By: Jakks Pacific
What the heck? Wave two of Real Steel figures? When did that happen?
Oh well, let’s take a look at one of my favorite bots from the flick, the almighty Metro!
Metro’s a big hunka hunka burnin’ bot, a ramshackle junkyard dog. I love this guy! He’s the one bot from the movie that I think you could “buy” as some dude having built him in a garage.
I think the sculpt is pretty fantastic, drawing heavily from the movie. I’m always loathe to say something’s accurate because I don’t really care as long as it’s cool, and Metro here’s pretty cool.
The drybrush work is very solid for a mass market toy, even if the head should be more silver and less blue. The tampos look great and help bring the illusion to life despite the scale. The only thing paint-wise I would have like better is some indication of the scrolling digital sign on his right shoulder from the movie.
The legs are awesome, differing in both height and style to create a bot that looks like he was tossed together by pieces of old Chevys and toaster ovens. However, my absolute favorite part is the grate on the abdomen, which is just fantastically sculpted and features just the right amount of paint detailing to give a weathered impression.
Overall, this is probably the most impressive bot I’ve seen in the line. Bear in mind I haven’t been able to find a Noisy Boy nor a Midas, but in terms of sculpt and paint detailing he’s right up there with Atom and is much more unique.
Well this guy is…sadly, not as impressive in the movement department. Pretty basic stuff here: swivel-hinged shoulders, hinged elbows, swivel left wrist/hammer, swivel-hinged-swivel hips (a la Revoltech), and hinged knees. That’s even less than we’re used to in this line, which is already pretty light due to the gimmicks.
It’s not awful by any means, but for a boxer, you’d expect a lot more. Without any foot articulation, standing him can be a chore since his legs are different heights. They’d do well I think to add at least a waist swivel and ball neck, if not swivels in the bicepseses.
Unfortunately, a lot of his joints are also hindered by the asymmetrical, blocky design. The left leg is especially bad, but you may run into some trouble with the right arm as well.
Even with these issues, he is still fun to pose and may occasionally surprise you with the poses he can pull off simply because of his large feet. These guys work especially well in tandem.
I found Metro at my local Target for $8.19. So of course the real question for me is, as always: Is he worth it?
To answer that we have to look at his gimmicks. First, as with all the Real Steel figures of this scale, he’s got his light-up feature.
Basically, the reason he has no head or torso movement is because when you depress the noggin his chest lights up bright red. It’s not crazy bright, but it’s a mass market toy so that’s expected. This gimmick I really like for the kids, but as an adult collector would pass for the sake of a decent ball neck and torso. Those two points are critical for boxing figures and both being left out really stings.
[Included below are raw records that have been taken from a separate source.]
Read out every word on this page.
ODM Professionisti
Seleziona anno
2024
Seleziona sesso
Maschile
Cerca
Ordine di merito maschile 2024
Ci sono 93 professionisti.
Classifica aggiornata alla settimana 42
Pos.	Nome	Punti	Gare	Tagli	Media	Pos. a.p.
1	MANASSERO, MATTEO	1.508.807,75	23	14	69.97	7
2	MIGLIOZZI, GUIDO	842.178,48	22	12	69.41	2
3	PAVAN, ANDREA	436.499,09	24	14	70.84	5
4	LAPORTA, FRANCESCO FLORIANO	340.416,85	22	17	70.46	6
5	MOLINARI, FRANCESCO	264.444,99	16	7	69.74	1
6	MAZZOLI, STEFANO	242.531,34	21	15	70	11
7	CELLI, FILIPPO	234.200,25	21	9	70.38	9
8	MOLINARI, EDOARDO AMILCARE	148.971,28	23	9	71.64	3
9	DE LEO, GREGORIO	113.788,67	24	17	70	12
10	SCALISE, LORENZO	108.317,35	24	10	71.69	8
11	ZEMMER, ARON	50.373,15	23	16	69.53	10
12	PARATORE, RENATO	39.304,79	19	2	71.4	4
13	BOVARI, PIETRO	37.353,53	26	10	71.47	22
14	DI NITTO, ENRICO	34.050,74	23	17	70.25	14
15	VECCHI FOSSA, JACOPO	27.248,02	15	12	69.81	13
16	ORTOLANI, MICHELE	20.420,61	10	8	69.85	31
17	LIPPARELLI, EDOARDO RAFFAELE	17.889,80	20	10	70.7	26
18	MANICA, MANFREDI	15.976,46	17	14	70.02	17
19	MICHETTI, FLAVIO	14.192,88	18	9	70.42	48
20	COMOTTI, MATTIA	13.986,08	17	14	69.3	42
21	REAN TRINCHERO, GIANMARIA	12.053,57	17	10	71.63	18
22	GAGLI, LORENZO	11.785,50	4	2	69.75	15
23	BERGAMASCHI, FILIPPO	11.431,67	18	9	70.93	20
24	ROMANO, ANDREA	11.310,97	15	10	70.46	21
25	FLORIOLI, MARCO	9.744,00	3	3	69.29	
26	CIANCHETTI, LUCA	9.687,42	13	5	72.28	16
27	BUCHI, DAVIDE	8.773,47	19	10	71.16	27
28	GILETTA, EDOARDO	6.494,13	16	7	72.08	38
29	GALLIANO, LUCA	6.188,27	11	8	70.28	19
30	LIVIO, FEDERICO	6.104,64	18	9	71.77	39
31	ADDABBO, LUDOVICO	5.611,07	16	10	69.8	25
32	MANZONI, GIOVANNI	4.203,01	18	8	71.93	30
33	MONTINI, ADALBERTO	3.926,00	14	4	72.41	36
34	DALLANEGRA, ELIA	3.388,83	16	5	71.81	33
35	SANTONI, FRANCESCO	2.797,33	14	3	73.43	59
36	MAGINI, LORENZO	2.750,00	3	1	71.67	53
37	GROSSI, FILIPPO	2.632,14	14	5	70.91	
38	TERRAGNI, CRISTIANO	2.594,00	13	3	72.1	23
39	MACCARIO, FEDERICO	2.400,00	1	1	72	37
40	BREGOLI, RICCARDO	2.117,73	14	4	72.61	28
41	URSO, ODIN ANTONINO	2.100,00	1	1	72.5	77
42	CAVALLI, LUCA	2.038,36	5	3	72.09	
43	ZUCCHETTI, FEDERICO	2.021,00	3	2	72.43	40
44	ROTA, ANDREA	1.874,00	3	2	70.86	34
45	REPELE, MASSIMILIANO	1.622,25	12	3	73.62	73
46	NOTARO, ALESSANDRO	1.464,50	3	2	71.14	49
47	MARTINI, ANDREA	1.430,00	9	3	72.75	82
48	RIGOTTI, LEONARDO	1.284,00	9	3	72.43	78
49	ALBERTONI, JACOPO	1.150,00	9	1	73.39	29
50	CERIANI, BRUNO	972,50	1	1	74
Lastly is the part-swap ability. Metro can be exploded to his major components and you can easily swap the parts with other Real Steel figures.
You can do the simple arm and leg swap like I did with Twin Cities, or go full on junkyard scrap heap and start swapping between all your figures. They look really junky, but it adds a lot of personality to each character. Metro being the weirdest looking one out of the group fares much better in this department than most of the figures, whose parts might look out of place when swapped with symmetrical, cleaner bots.
It’s worth noting that while other bots in the line featured removable hands, Metro only has one that comes off. However, it’s a freakin’ hammer, so I got no bones to pick there. In addition, though the instructions never showed it, the bots can usually swap feet as well due to their ball and socket construction. Since Metro doesn’t feature this articulation, this is an impossibility for him. Again, I can’t fault that because it was never an intended function.
So it breaks down like this: In my day, this would have been a really solid five-dollar figure. Prices being what they are for 4” toys now, I think the sculpt, paint, and fun factor work very well together to make it at least on par with other figures found at this price point. And he just looks so cool and imposing towering over the other bots.
Aesthetics: Adults: 8, Kids: 9
Articulation: Adults: 7, Kids: 9
Value: Adults: 7, Kids: 10
Overall: Adults: 7.3, Kids: 9.3
Metro from Real Steel was such a unique and fun robot in the movie, and it translates beautifully over to the figure. He’s a great example of what these figures are: well-painted gimmicky figures that look great on the shelf or play well for kids. It’s not a perfect toy, but it’s fun enough for all ages to enjoy a little bit.
Thanks for reading and as always, it’s just a toy. Open the darned thing.